LTDA council responds to claims that the taxi co-op has been ‘captured’

The general secretary says the group are ‘resisting change’ but they claim members are being denied a voice

The general secretary of the London Taxi Drivers Association (LTDA) has answered allegations from a group of members who are trying to remove current members of the Council of Management (COM).

The group of 120 drivers claim the COM has captured control of the LTDA, the co-operative society which represents around 10,000 black cab drivers in the capital. Represented by Anthony Collins Solicitors, they have called a special meeting with the Financial Conduct Authority (FCA) to remove council members.

But general secretary Steve McNamara says the group are resisting “change to a more democratic system”.

Speaking to trade website TaxiPoint he said: “We agreed, at the other side’s request, not to release any details of this pending its resolution.

“Quite frankly we are stunned that they have now done these press releases and have made a formal complaint to both the FCA and the Solicitors Regulation Authority.

“We have sought to get away from the ‘show of hands’ at a meeting that has resulted in intimidation and threats against members. We favour a one member one vote, by postal ballot, where all members have a democratic vote, not just a handful who hold a meeting in a pub.

“A small group of members are resisting this change to a more democratic system.”

The group of members have in turn responded to Mr McNamara’s comments.

In an online statement, they said: “Over 120 drivers signed a formal application to the FCA. In addition to this, over 300 drivers have signed a petition for the removal of the council. Neither 120 drivers nor 300 drivers is a small number.”

They say the application for a special meeting will allow all members to “hear the truth about what has been going on in the LTDA under the current council, and have a chance to ask their own questions and express their own views to them. We believe the council are frightened of this.”

They argue that the COM is proposing the rule change because “they do not want to have to face drivers in person at a meeting, and to answer difficult questions, which they have failed to answer so far.

“They are trying to change the democratic process so that they can secure whatever changes to the rules and other decisions they want without ever having to face the members in a meeting.”

Furthermore, the group argues that the council is trying to change the rules using “an illegal process”. They say the current rules require members to vote at a meeting on any rules change.

But, they add, “the council have destroyed the ability for the members to have any voice in the LTDA by suspending the branches representing 99.3% of the members; and changing the rules so that the members can no longer call a special meeting themselves unless 51% of the members sign a requisition for such a meeting, which is virtually impossible.”

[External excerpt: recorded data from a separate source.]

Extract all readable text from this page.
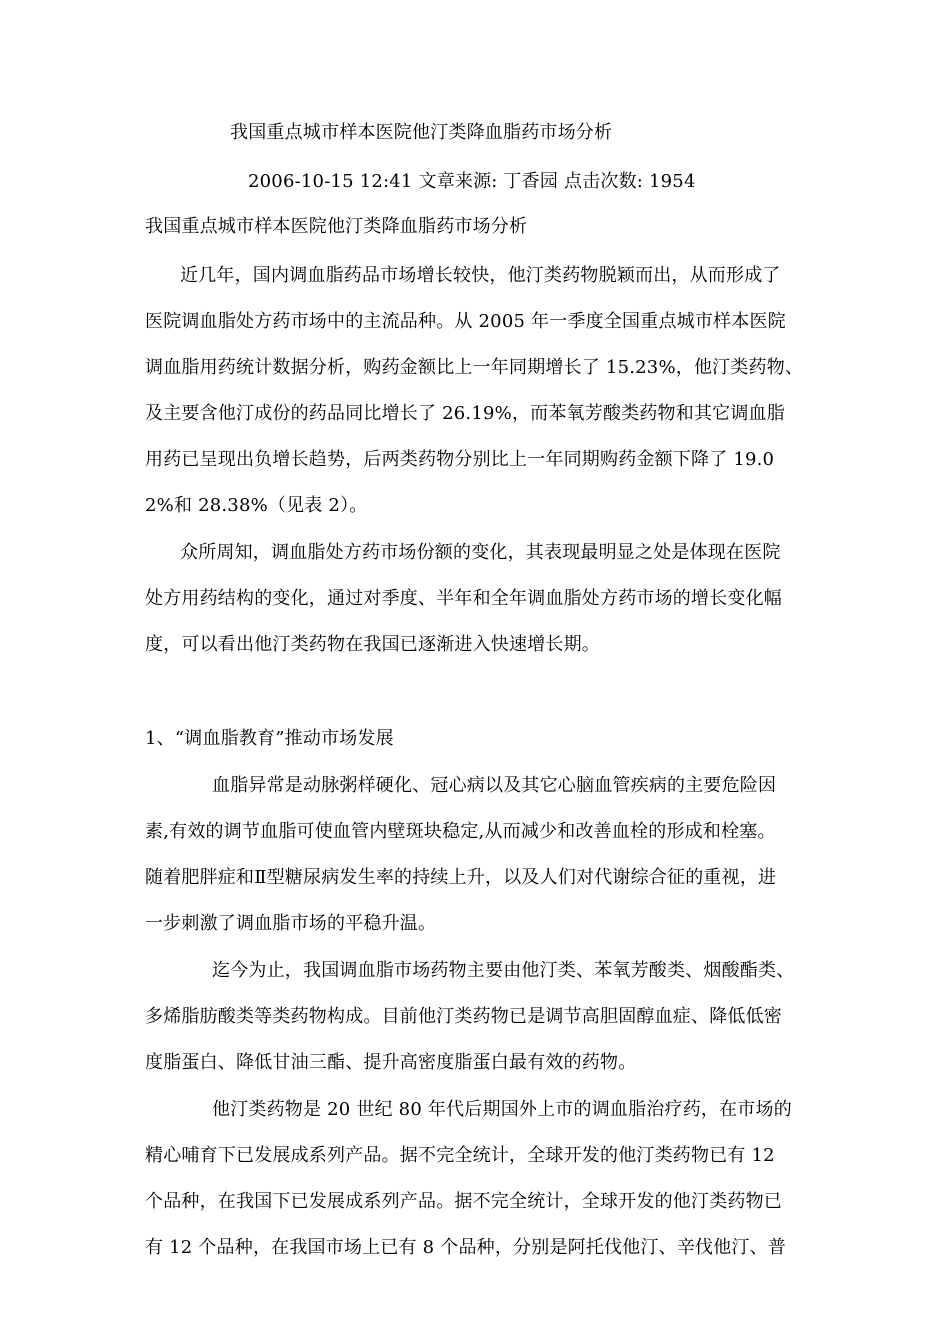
我国重点城市样本医院他汀类降血脂药市场分析
2006-10-15 12:41 文章来源: 丁香园 点击次数: 1954
我国重点城市样本医院他汀类降血脂药市场分析
近几年，国内调血脂药品市场增长较快，他汀类药物脱颖而出，从而形成了
医院调血脂处方药市场中的主流品种。从 2005 年一季度全国重点城市样本医院
调血脂用药统计数据分析，购药金额比上一年同期增长了 15.23%，他汀类药物、
及主要含他汀成份的药品同比增长了 26.19%，而苯氧芳酸类药物和其它调血脂
用药已呈现出负增长趋势，后两类药物分别比上一年同期购药金额下降了 19.0
2%和 28.38%（见表 2）。
众所周知，调血脂处方药市场份额的变化，其表现最明显之处是体现在医院
处方用药结构的变化，通过对季度、半年和全年调血脂处方药市场的增长变化幅
度，可以看出他汀类药物在我国已逐渐进入快速增长期。
1、“调血脂教育”推动市场发展
血脂异常是动脉粥样硬化、冠心病以及其它心脑血管疾病的主要危险因
素,有效的调节血脂可使血管内壁斑块稳定,从而减少和改善血栓的形成和栓塞。
随着肥胖症和Ⅱ型糖尿病发生率的持续上升，以及人们对代谢综合征的重视，进
一步刺激了调血脂市场的平稳升温。
迄今为止，我国调血脂市场药物主要由他汀类、苯氧芳酸类、烟酸酯类、
多烯脂肪酸类等类药物构成。目前他汀类药物已是调节高胆固醇血症、降低低密
度脂蛋白、降低甘油三酯、提升高密度脂蛋白最有效的药物。
他汀类药物是 20 世纪 80 年代后期国外上市的调血脂治疗药，在市场的
精心哺育下已发展成系列产品。据不完全统计，全球开发的他汀类药物已有 12
个品种，在我国下已发展成系列产品。据不完全统计，全球开发的他汀类药物已
有 12 个品种，在我国市场上已有 8 个品种，分别是阿托伐他汀、辛伐他汀、普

They added: “The general secretary has consistently characterised our group as small, disruptive, intimidating and threatening. He fails to acknowledge the true number, the fact that we are following due process, and that we are doing so assisted by a law firm known for its expertise in co-operative law.

“The FCA has agreed that we have made out a case for a special meeting, and that meetings of the branches should be called as part of the process.

“Members need to understand why the LTDA has lost £4m in the last five years, why Taxi House was sold without member consultation and why elections are being held without proper oversight – such that a legitimate candidate has been disqualified from standing.”